Model Rates and Values
There are a set of matrices that users can change to determine model rates and values.
- Connectance: this determines the connectance between populations in the model. It can be read as potential movement from the population at row index i to the population at column index j. Thus, the connectance between populations 2 and 3 is the value at row 2, column 3.
- Random Harvest: this determines the number of randomly selected individuals that will be harvested (removed) from each population per model iteration.
- Selective Harvesting Interval: this determines the rate (i.e. every X number of iterations) that selective harvesting will occur per population.
- Stocking Interval: this determines the rate (i.e every X number of iterations) that stocking will occur per population.
- Select Harvest by Class: if selective harvesting occurs, the user can specify which age classes in the populations will be harvested at a rate determined by Selective Harvesting Interval.
- Propensity to Move by Class: if transitions occur, the user can specify the age-class-specific propensity to move. This is independent of the population-based connectance or relative fitness.
- Relative Bio Weights by Class: when calculating biomass and relative fitness of each population, each age class has a respective scalar determining its weight in said calculations.
- Stocking by Class: the user can specify which age classes are stocked (added to), and by what amount, in each population at a rate determined by Stocking Interval.
- Density Scaling: these scaling values determine the weights of each density dependence calculations per population. These density dependence calculations (DD1, DD2, and DD3) are used in calculating relative fitness of each population.
- Carrying Capacities: the user can set carrying capacity values for young (DD1: first age class of males and females), old (DD2: last age class of males and females), and mature males (DD3) per population. Note: if the respective Is DDX switches are set to No then these values will be ignored in the calculations.

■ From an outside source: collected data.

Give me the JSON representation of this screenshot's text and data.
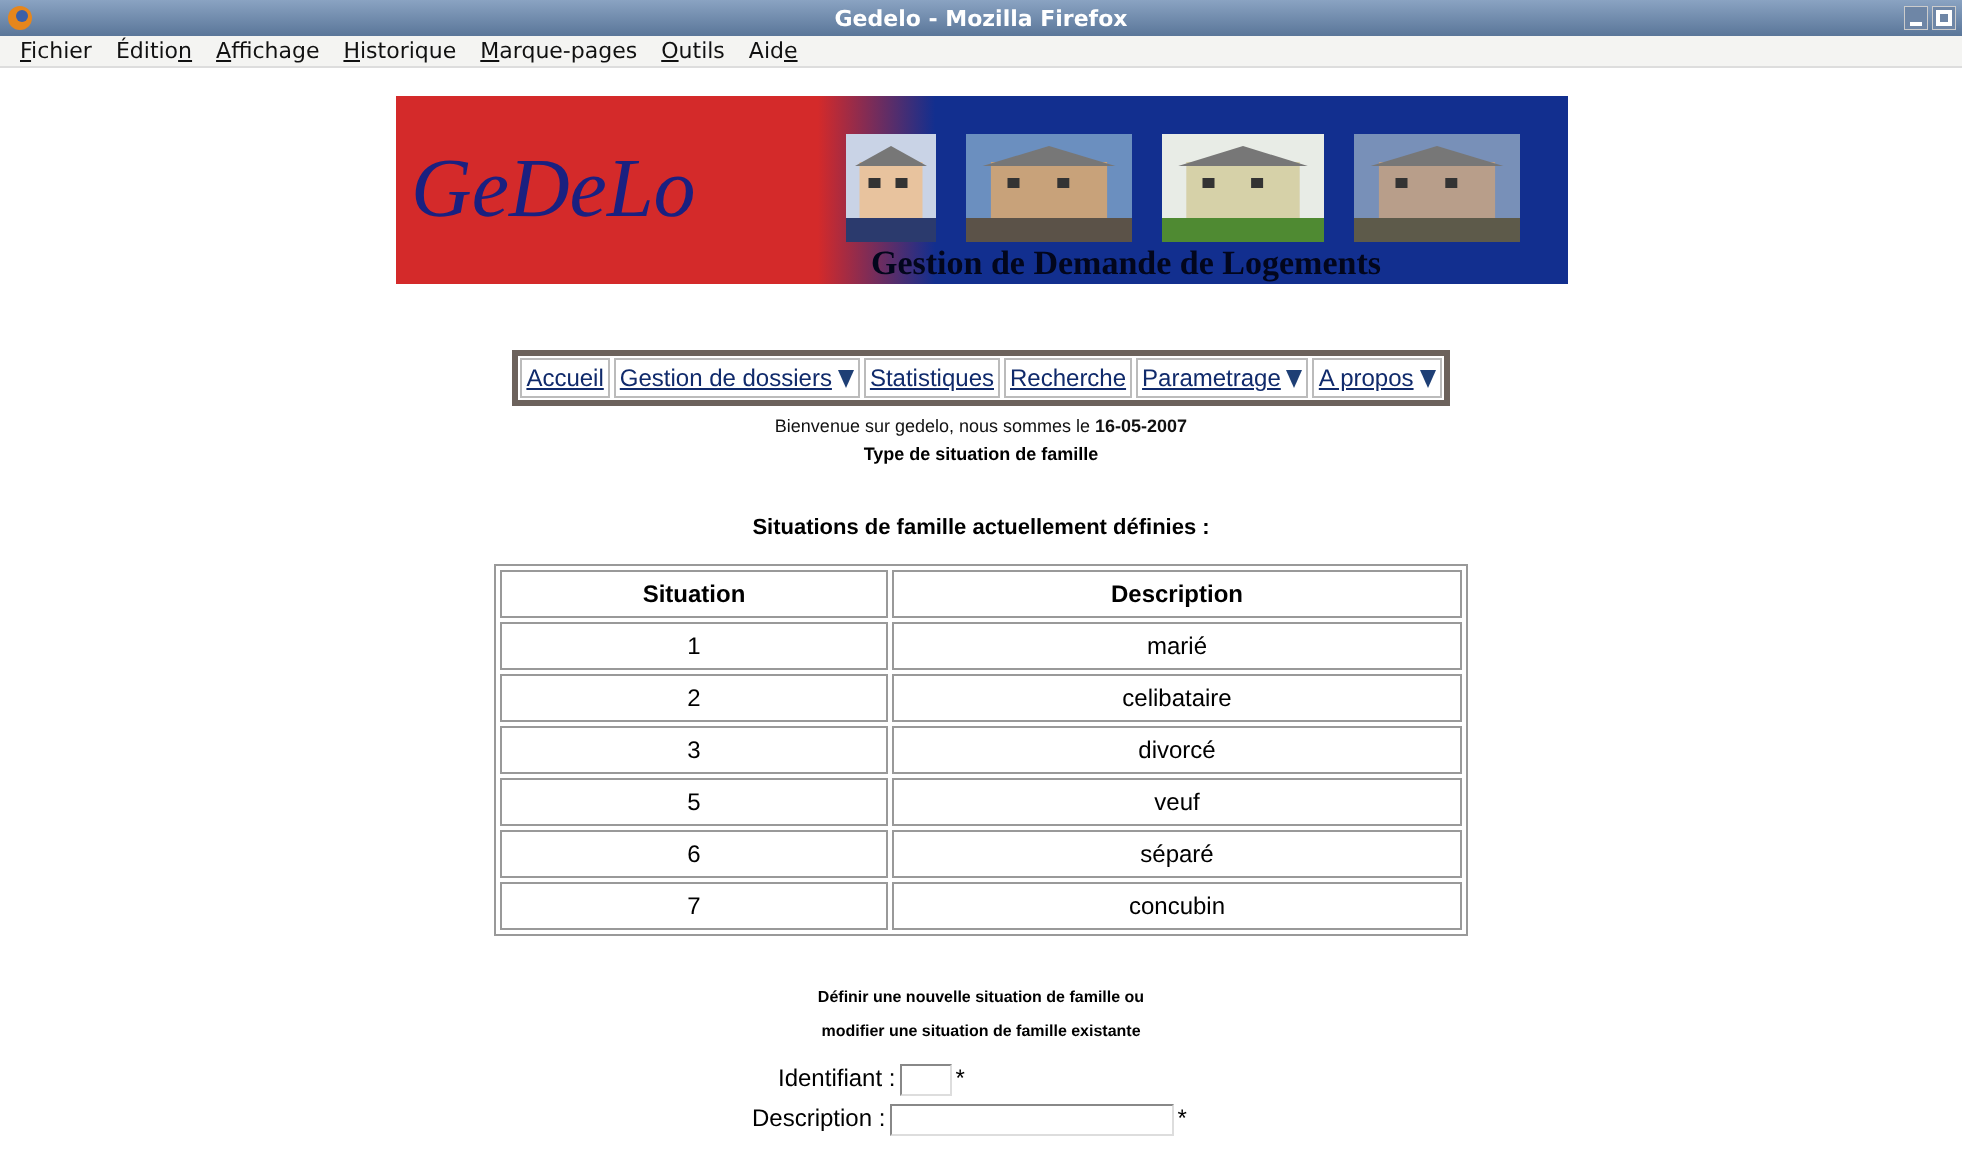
{
  "window": {
    "title": "Gedelo - Mozilla Firefox"
  },
  "menu": [
    {
      "key": "F",
      "post": "ichier"
    },
    {
      "pre": "Éditio",
      "key": "n"
    },
    {
      "key": "A",
      "post": "ffichage"
    },
    {
      "key": "H",
      "post": "istorique"
    },
    {
      "key": "M",
      "post": "arque-pages"
    },
    {
      "key": "O",
      "post": "utils"
    },
    {
      "pre": "Aid",
      "key": "e"
    }
  ],
  "banner": {
    "logo": "GeDeLo",
    "subtitle": "Gestion de Demande de Logements"
  },
  "nav": [
    {
      "label": "Accueil",
      "dropdown": false
    },
    {
      "label": "Gestion de dossiers",
      "dropdown": true
    },
    {
      "label": "Statistiques",
      "dropdown": false
    },
    {
      "label": "Recherche",
      "dropdown": false
    },
    {
      "label": "Parametrage",
      "dropdown": true
    },
    {
      "label": "A propos",
      "dropdown": true
    }
  ],
  "welcome": {
    "text": "Bienvenue sur gedelo, nous sommes le **16-05-2007**"
  },
  "page_title": "Type de situation de famille",
  "table": {
    "title": "Situations de famille actuellement définies :",
    "columns": [
      "Situation",
      "Description"
    ],
    "rows": [
      [
        "1",
        "marié"
      ],
      [
        "2",
        "celibataire"
      ],
      [
        "3",
        "divorcé"
      ],
      [
        "5",
        "veuf"
      ],
      [
        "6",
        "séparé"
      ],
      [
        "7",
        "concubin"
      ]
    ]
  },
  "form": {
    "heading": [
      "Définir une nouvelle situation de famille ou",
      "modifier une situation de famille existante"
    ],
    "fields": [
      {
        "label": "Identifiant :",
        "required": "*",
        "kind": "short"
      },
      {
        "label": "Description :",
        "required": "*",
        "kind": "long"
      }
    ]
  }
}
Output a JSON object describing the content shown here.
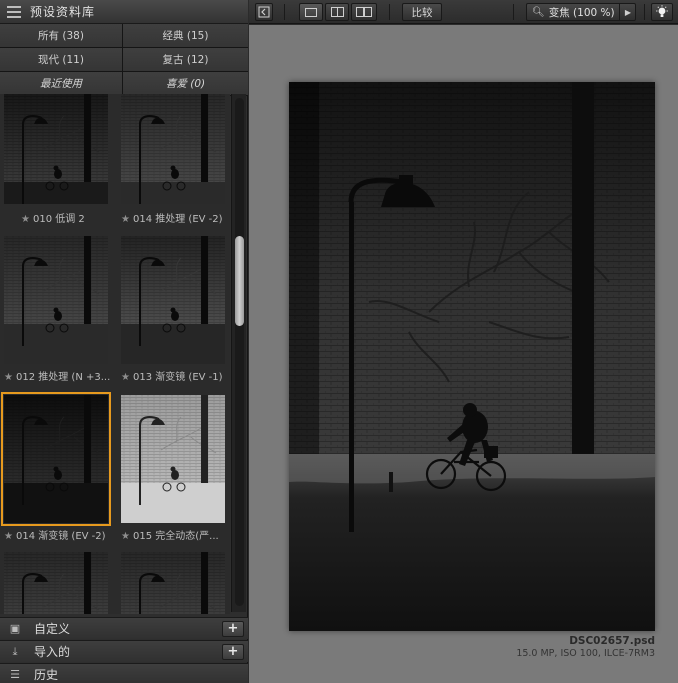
{
  "sidebar": {
    "title": "预设资料库",
    "filters": [
      {
        "label": "所有 (38)",
        "italic": false
      },
      {
        "label": "经典 (15)",
        "italic": false
      },
      {
        "label": "现代 (11)",
        "italic": false
      },
      {
        "label": "复古 (12)",
        "italic": false
      },
      {
        "label": "最近使用",
        "italic": true
      },
      {
        "label": "喜爱 (0)",
        "italic": true
      }
    ],
    "thumbnails": [
      {
        "label": "010 低调 2",
        "variant": "dark",
        "selected": false
      },
      {
        "label": "014 推处理 (EV -2)",
        "variant": "normal",
        "selected": false
      },
      {
        "label": "012 推处理 (N +3...",
        "variant": "normal",
        "selected": false
      },
      {
        "label": "013 渐变镜 (EV -1)",
        "variant": "gradient",
        "selected": false
      },
      {
        "label": "014 渐变镜 (EV -2)",
        "variant": "verydark",
        "selected": true
      },
      {
        "label": "015 完全动态(严...",
        "variant": "bright",
        "selected": false
      },
      {
        "label": "",
        "variant": "normal",
        "selected": false
      },
      {
        "label": "",
        "variant": "normal",
        "selected": false
      }
    ],
    "star_glyph": "★",
    "sections": [
      {
        "label": "自定义",
        "icon": "custom-icon"
      },
      {
        "label": "导入的",
        "icon": "import-icon"
      },
      {
        "label": "历史",
        "icon": "history-icon"
      }
    ],
    "plus_glyph": "+"
  },
  "toolbar": {
    "compare_label": "比较",
    "zoom_label": "变焦 (100 %)",
    "zoom_icon": "magnifier-icon"
  },
  "canvas": {
    "file_name": "DSC02657.psd",
    "file_meta": "15.0 MP, ISO 100, ILCE-7RM3"
  },
  "colors": {
    "accent_selected": "#e79a1e",
    "canvas_bg": "#7a7a7a",
    "panel_bg": "#2e2e2e"
  }
}
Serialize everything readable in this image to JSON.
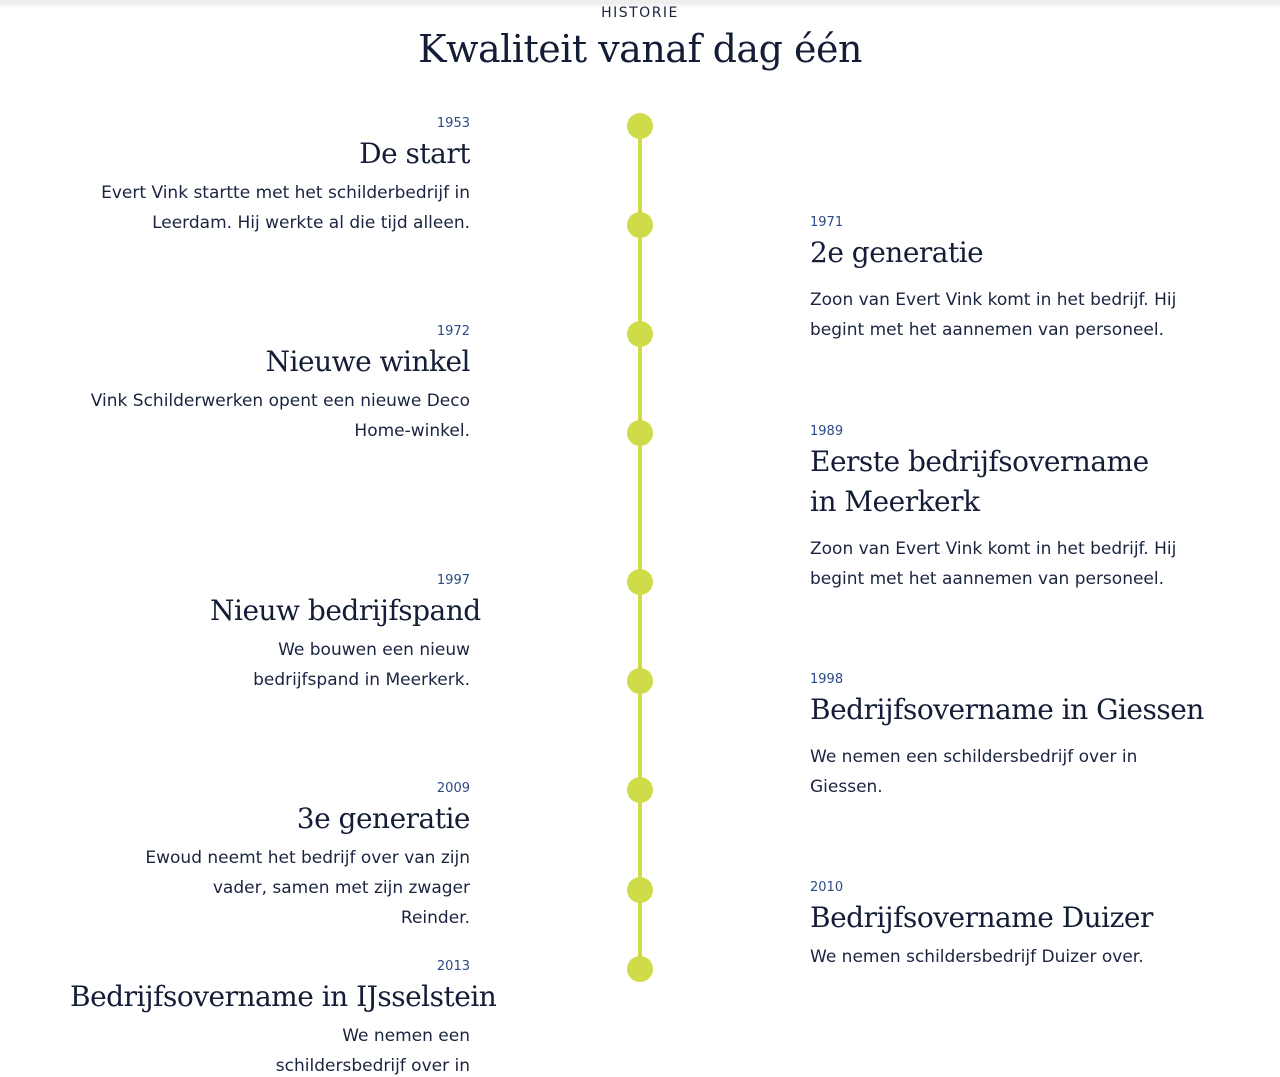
{
  "section": {
    "eyebrow": "HISTORIE",
    "heading": "Kwaliteit vanaf dag één"
  },
  "timeline": {
    "line_color": "#cfdc4a",
    "entries": [
      {
        "year": "1953",
        "title": "De start",
        "desc": "Evert Vink startte met het schilderbedrijf in Leerdam. Hij werkte al die tijd alleen.",
        "side": "left"
      },
      {
        "year": "1971",
        "title": "2e generatie",
        "desc": "Zoon van Evert Vink komt in het bedrijf. Hij begint met het aannemen van personeel.",
        "side": "right"
      },
      {
        "year": "1972",
        "title": "Nieuwe winkel",
        "desc": "Vink Schilderwerken opent een nieuwe Deco Home-winkel.",
        "side": "left"
      },
      {
        "year": "1989",
        "title": "Eerste bedrijfsovername in Meerkerk",
        "desc": "Zoon van Evert Vink komt in het bedrijf. Hij begint met het aannemen van personeel.",
        "side": "right"
      },
      {
        "year": "1997",
        "title": "Nieuw bedrijfspand",
        "desc": "We bouwen een nieuw bedrijfspand in Meerkerk.",
        "side": "left"
      },
      {
        "year": "1998",
        "title": "Bedrijfsovername in Giessen",
        "desc": "We nemen een schildersbedrijf over in Giessen.",
        "side": "right"
      },
      {
        "year": "2009",
        "title": "3e generatie",
        "desc": "Ewoud neemt het bedrijf over van zijn vader, samen met zijn zwager Reinder.",
        "side": "left"
      },
      {
        "year": "2010",
        "title": "Bedrijfsovername Duizer",
        "desc": "We nemen schildersbedrijf Duizer over.",
        "side": "right"
      },
      {
        "year": "2013",
        "title": "Bedrijfsovername in IJsselstein",
        "desc": "We nemen een schildersbedrijf over in IJsselstein.",
        "side": "left"
      }
    ]
  }
}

The set of green matrices at the bottom of the HTML page represent the survival rates, birth rates, and initial number of individuals per population. Users can go through and change any of these rates and values to be population specific.
Each population contains three measures of density dependence. These are calculated via carrying capacities of young (first age class of females and males), old (last age class of females and males), and mature males. In this model we measure the Attractivity (alpha) value of a subpopulation based on its young carrying capacity value (DD1). Each subpopulation also has a Connectivity (C) value, from the Connectance matrix. The relative fitness of each population can be used or not when calculating transitions.
The three values of importance in determining probabilities of transitioning to each location are age class propensity (q), Connectivity to each subpopulation (C), and Attractivity of each subpopulation (alpha). Age class propensity is taken from the Propensity to Move by Class matrix. These three variables (q, C, and alpha) are used to calculate the movement of individuals within each age class per subpopulation. In other words, the model calculates the probability of individuals within each age class to move into each of the six subpopulations, including their originating one.
Note: Individuals may end in their originating subpopulation. This could represent those individuals who either did not leave their originating subpopulation in the first place or went on some sort of walk-about and returned after sampling the attractivity of the other populations.